Первая волна недовольства в полку была погашена тем, что большевики отговорили его от демонстрации и Совет отказался утвердить его резолюцию. Смирившись, полк выделил 500 пулеметных расчетов для отправки на фронт124.
Тем временем правительство совместно с Советом занималось подавлением нарождающегося недовольства в Кронштадте. Гарнизон этой военно-морской базы находился под сильным влиянием анархистов, но политическую его ориентацию определяли большевики во главе с Ф.Ф.Раскольниковым и С.Г.Рошалем 125. Моряки предъявляли свои претензии к правительству, — в частности, оно силой выдворило анархистов из особняка бывшего министра П.Н.Дурново, который те захватили и превратили в свой штаб после февральской революции. Анархисты так бесчинствовали в особняке, что 19 июня были посланы войска очистить здание от непрошенных квартирантов и арестовать буянов126. Подстрекаемые анархистами, матросы угрожали выступить 23 июня на Петроград и освободить пленников. Объединенными усилиями Совета и большевиков их также удалось усмирить.

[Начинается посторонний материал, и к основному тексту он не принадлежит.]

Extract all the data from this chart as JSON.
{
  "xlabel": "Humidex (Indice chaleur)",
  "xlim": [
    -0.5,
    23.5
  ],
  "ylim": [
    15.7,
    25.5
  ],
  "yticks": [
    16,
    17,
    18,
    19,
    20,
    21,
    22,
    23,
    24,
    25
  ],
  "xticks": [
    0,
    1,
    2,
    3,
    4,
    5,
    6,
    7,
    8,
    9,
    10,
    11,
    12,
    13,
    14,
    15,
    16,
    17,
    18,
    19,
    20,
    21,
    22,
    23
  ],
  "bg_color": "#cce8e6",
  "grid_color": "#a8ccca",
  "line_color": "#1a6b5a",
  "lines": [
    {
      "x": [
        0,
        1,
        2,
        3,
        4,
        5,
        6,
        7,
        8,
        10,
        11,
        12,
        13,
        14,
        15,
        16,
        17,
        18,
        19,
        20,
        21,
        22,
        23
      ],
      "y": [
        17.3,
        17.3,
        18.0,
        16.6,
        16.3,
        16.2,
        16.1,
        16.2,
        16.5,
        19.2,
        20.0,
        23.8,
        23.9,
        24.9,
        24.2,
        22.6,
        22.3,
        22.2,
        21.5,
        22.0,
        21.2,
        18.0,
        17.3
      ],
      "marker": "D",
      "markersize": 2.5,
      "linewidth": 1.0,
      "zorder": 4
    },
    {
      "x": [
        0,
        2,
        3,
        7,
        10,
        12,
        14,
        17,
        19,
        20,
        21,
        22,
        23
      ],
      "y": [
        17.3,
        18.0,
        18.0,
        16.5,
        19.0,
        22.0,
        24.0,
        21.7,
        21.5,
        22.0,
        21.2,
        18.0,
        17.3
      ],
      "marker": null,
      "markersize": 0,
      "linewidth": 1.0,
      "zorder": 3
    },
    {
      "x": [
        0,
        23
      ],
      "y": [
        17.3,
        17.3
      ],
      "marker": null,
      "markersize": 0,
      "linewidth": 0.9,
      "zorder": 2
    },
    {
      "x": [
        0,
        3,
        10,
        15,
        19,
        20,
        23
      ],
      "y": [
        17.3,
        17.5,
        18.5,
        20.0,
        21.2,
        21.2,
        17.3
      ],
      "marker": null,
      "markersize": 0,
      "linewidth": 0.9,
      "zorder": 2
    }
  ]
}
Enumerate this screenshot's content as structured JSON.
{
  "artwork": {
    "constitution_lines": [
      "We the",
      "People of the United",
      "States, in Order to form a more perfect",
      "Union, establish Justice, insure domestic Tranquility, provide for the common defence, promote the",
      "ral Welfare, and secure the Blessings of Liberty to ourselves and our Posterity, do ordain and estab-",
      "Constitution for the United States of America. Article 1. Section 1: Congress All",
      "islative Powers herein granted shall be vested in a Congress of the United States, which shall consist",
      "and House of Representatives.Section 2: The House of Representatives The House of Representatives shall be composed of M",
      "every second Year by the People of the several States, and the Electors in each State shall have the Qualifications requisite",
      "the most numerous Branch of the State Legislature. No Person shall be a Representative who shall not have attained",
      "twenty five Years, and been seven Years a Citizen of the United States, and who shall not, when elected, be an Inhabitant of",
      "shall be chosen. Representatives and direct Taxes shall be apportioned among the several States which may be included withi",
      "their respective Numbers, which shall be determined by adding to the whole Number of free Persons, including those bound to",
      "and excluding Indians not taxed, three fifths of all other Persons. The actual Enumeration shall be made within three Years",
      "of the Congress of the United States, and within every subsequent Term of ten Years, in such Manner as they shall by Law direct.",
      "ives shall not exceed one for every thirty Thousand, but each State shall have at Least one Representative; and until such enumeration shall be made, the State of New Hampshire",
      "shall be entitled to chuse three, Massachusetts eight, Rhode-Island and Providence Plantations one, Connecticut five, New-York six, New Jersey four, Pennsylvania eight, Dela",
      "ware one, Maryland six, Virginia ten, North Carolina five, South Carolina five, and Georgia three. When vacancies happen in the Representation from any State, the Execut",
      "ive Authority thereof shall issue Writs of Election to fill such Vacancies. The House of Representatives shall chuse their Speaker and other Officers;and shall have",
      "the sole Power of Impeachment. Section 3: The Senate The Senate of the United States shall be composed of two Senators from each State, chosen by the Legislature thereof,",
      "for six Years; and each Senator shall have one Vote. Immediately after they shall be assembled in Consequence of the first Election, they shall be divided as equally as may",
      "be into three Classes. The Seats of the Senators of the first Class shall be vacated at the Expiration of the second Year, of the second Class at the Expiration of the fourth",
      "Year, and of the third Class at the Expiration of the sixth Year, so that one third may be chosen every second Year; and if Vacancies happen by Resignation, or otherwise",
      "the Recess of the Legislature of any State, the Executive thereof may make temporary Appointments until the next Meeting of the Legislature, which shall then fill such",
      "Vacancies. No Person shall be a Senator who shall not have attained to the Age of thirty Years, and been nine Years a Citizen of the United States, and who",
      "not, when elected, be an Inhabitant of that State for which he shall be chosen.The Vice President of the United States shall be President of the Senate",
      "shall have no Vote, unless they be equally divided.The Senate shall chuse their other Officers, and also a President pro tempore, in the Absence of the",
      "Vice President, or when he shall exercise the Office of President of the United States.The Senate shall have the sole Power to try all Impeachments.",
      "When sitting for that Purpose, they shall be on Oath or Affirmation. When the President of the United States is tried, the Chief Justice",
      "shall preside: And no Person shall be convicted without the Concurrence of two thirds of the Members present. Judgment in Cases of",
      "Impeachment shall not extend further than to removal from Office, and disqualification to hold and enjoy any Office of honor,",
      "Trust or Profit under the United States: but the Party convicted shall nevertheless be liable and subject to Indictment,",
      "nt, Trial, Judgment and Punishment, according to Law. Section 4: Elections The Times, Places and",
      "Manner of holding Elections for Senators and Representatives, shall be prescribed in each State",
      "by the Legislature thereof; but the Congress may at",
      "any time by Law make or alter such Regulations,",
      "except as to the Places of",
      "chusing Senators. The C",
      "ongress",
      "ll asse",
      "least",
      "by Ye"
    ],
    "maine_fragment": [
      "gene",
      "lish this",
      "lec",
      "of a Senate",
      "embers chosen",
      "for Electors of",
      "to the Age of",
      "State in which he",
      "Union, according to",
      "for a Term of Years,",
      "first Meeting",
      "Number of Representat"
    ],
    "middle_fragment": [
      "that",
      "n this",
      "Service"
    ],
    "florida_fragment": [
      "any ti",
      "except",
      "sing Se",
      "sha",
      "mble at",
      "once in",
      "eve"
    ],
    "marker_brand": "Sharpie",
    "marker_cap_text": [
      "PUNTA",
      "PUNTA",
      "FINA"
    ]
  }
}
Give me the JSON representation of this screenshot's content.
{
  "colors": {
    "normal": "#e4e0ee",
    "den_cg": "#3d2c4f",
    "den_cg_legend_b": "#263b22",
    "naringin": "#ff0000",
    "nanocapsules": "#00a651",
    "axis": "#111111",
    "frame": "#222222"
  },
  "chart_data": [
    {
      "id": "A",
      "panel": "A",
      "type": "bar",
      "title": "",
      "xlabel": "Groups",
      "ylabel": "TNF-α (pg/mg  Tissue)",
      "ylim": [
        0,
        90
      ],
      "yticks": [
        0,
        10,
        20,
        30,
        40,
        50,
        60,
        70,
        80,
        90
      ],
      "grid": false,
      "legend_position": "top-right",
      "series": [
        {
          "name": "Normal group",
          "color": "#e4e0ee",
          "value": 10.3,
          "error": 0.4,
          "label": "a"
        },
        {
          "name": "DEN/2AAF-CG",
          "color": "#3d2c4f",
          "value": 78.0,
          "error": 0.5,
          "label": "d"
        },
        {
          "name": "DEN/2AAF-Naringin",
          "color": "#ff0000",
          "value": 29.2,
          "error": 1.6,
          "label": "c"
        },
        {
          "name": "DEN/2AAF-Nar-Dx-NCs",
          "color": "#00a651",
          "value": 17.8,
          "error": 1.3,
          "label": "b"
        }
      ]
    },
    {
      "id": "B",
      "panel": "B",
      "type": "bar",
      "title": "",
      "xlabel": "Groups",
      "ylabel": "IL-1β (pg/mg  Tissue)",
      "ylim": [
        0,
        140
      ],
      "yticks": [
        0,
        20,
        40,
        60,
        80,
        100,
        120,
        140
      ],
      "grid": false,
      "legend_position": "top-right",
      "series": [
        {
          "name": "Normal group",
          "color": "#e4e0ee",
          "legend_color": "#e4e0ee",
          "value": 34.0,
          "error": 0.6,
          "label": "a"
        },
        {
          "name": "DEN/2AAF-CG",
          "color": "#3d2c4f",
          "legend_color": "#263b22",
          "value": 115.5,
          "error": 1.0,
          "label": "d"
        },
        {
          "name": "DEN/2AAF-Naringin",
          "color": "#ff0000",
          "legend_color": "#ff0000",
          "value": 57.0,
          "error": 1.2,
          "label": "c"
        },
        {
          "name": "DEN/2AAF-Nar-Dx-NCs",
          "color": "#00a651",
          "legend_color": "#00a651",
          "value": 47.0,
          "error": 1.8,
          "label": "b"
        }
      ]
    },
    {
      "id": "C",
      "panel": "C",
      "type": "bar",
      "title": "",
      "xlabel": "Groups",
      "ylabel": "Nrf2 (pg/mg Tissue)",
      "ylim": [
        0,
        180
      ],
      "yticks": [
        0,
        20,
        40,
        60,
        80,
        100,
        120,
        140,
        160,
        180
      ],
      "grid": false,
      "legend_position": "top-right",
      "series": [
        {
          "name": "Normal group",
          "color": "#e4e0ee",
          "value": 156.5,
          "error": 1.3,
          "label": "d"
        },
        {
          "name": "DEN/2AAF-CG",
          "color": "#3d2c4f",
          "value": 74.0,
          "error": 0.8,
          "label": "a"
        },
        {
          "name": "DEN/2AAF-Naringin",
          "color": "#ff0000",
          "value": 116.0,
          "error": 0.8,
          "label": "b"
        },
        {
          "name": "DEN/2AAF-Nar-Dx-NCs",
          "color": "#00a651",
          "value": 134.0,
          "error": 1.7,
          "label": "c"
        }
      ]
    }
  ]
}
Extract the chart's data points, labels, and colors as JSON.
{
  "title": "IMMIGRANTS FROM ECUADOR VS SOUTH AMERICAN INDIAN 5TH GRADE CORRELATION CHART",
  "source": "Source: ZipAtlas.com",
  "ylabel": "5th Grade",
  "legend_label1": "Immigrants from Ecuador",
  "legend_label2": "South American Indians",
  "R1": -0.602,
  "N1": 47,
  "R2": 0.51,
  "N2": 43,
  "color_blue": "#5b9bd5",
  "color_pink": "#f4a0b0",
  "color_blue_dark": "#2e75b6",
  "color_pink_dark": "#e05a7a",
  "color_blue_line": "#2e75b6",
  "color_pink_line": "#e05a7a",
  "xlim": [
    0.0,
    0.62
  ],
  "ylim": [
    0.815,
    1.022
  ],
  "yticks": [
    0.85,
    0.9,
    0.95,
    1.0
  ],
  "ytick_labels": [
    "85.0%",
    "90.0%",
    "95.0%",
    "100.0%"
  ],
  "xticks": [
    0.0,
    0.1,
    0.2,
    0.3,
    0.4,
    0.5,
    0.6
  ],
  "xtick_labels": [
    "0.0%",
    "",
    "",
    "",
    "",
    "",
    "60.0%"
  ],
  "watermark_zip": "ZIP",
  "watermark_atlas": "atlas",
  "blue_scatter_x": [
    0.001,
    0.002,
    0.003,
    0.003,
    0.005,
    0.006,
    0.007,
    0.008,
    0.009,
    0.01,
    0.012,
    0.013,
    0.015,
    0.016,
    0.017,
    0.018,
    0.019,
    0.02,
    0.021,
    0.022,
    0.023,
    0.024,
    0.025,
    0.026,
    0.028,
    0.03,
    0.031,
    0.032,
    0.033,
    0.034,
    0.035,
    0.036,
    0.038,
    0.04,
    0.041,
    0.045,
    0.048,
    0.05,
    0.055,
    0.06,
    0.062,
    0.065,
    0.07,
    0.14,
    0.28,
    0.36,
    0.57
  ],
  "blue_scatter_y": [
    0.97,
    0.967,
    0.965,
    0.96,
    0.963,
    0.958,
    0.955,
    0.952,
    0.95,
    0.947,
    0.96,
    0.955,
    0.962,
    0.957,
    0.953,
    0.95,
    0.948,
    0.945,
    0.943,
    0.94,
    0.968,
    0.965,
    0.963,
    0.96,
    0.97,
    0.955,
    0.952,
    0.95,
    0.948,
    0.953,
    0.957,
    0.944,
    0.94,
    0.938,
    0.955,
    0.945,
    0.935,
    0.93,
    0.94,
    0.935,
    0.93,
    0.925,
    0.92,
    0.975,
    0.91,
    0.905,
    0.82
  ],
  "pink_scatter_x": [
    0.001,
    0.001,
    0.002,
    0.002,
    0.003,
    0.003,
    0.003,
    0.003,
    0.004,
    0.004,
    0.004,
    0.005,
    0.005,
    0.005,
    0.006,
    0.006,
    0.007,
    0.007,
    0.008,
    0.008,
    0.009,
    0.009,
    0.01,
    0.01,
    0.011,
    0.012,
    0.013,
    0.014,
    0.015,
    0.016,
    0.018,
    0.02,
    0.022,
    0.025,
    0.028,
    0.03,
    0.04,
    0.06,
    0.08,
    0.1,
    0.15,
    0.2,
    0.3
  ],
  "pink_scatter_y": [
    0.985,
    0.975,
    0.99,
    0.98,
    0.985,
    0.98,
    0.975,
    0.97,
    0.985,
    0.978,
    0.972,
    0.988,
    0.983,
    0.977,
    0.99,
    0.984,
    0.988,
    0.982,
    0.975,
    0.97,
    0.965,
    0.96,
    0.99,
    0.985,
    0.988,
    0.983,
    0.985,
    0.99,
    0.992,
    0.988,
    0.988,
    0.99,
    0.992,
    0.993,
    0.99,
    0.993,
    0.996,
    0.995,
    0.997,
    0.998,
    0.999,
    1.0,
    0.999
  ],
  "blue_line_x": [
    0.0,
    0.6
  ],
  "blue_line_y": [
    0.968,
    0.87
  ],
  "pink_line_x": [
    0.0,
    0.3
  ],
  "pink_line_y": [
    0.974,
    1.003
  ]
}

Несмотря на то, что Первый пулеметный полк держали в узде, в нем непрестанно велась распаляющая пропаганда. Большевики призывали передать всю власть Советам, а затем провести перевыборы в Советы, после чего там водворятся исключительно большевики; это, по их обещанию, должно было способствовать немедленному заключению мира. Они также призывали к «уничтожению буржуазии». Анархисты же подстрекали войска «громить милюковские улицы Невский и Литейный»127.
По воспоминаниям В.Д.Бонч-Бруевича, вечером 29 июня на его даче в Ниволе неподалеку от финского города Выборг, куда можно было легко добраться пассажирским поездом из Петрограда, появился неожиданный гость. Это был Ленин. Он объяснил, что, «по конспиративной привычке» ехал кружным путем, чрезвычайно устал и нуждается в отдыхе128. Поведение Ленина было странным, для него нехарактерным. Ему не было свойственно устраивать себе каникулы посреди важных политических событий, даже когда у него имелось больше оснований чувствовать себя усталым, например, зимой 1917/1918 годов. Объяснение выглядело вдвойне подозрительным, если учесть, что через два дня должна была открываться конференция Петроградской большевистской организации. И можно было только строить предположения, почему Ленин не хотел на ней присутствовать. «Конспиративное» его поведение тоже представляло загадку, так как у него не было видимой причины скрывать свои передвижения. Очевидно, причину его внезапного исчезновения из Петрограда следует искать в другом: наверняка до него дошли слухи, что правительство, имея достаточно сведений о его финансовых отношениях с Германией, намерено его арестовать.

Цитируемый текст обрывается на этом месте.